At some point when dealing with a problem I had to solve the following system $$\begin{cases} \cos(x)-\cos(x+y)=0\\ \cos(y)-\cos(x+y)=0 \end{cases}$$ I seem to have problems with doing so, or maybe just with writing the answer in the simplest possible form.

The system is equivalent to $$\begin{cases}-2\sin\frac{x+x+y}{2}\sin\frac{x-x-y}{2}=0\\ -2\sin\frac{y+x+y}{2}\sin\frac{y-x-y}{2}=0 \end{cases} \iff \begin{cases}\sin\frac{2x+y}{2}\sin\frac{y}{2}=0\\ \sin\frac{x+2y}{2}\sin\frac{x}{2}=0\end{cases}$$ The first equation gives $\dfrac{2x+y}{2}=k\pi$ or $\dfrac{y}{2}=m\pi$, and the second one gives $\dfrac{x+2y}{2}=n\pi$ or $\dfrac{x}{2}=l\pi,$ where $k, m, n, l\in\mathbb{Z}$. So a set of solutions would come from $$\begin{cases}\dfrac{x+2y}{2}=n\pi \\ \dfrac{2x+y}{2}=k\pi \end{cases}\iff \begin{cases}x+2y=2n\pi \\ 2x+y=2k\pi \end{cases},$$ so $-2x-4y=-4n\pi$ (multiplying the first equation by $(-2)$ and adding to the second). This gives $$-3y=-2k\pi-4n\pi=\pi(2k-4n)=\pi.p,$$ where $p$ is even.

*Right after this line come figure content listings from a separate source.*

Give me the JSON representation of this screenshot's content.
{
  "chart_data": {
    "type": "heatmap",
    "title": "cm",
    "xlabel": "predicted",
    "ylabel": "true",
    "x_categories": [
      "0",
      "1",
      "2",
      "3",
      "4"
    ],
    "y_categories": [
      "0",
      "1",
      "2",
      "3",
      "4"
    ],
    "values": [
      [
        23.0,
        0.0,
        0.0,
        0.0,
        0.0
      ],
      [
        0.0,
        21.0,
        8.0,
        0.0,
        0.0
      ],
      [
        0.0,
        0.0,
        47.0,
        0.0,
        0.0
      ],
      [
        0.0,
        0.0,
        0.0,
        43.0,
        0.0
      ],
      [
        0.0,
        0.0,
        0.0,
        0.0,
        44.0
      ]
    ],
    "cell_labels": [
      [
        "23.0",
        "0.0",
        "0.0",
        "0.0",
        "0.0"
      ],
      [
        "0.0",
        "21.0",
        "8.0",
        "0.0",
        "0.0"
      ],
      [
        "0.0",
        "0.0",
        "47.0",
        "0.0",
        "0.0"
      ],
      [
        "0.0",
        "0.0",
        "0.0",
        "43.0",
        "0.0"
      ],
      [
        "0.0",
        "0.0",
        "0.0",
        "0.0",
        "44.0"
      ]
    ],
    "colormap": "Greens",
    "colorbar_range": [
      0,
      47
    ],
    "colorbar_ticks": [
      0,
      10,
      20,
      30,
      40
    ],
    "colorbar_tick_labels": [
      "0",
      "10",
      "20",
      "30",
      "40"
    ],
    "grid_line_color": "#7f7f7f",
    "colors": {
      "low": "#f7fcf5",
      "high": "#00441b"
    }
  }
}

So we have $x=2n\pi+\dfrac{2}{3}p\pi=2n\pi+\dfrac{1}{3}p\pi$ (remember $p$ was even) and $y=-\dfrac{1}{3}p\pi$. I am pretty sure this isn't the simplest form giving this set of solutions of the system. Any hints on how I could write it (solve it) better would be appreciated! Thanks!

## Best Answer

The equations can be solved more easily than the OP proposes. From the properties of the cosine function:

$$\pm x = x+y - 2k\pi$$

$$\pm y = x + y - 2m\pi$$

It turns out that only the cases with a minus sign lead to something useful:

$$2x + y = 2k\pi$$

$$2y + x = 2m\pi$$

Eliminating as usual $x$ or $y$, we arrive at $x = \frac {2}{3}\pi (2k-m)$ and $y = \frac {2}{3}\pi (2m-k)$. Where $k$ and $m$ are natural numbers. If we limit the solutions to the interval $(0,2\pi)$ we obtain these three: $x = y = 0$, $x = y = \frac{2}{3}\pi$ and $x=y = \frac{4}{3}\pi$.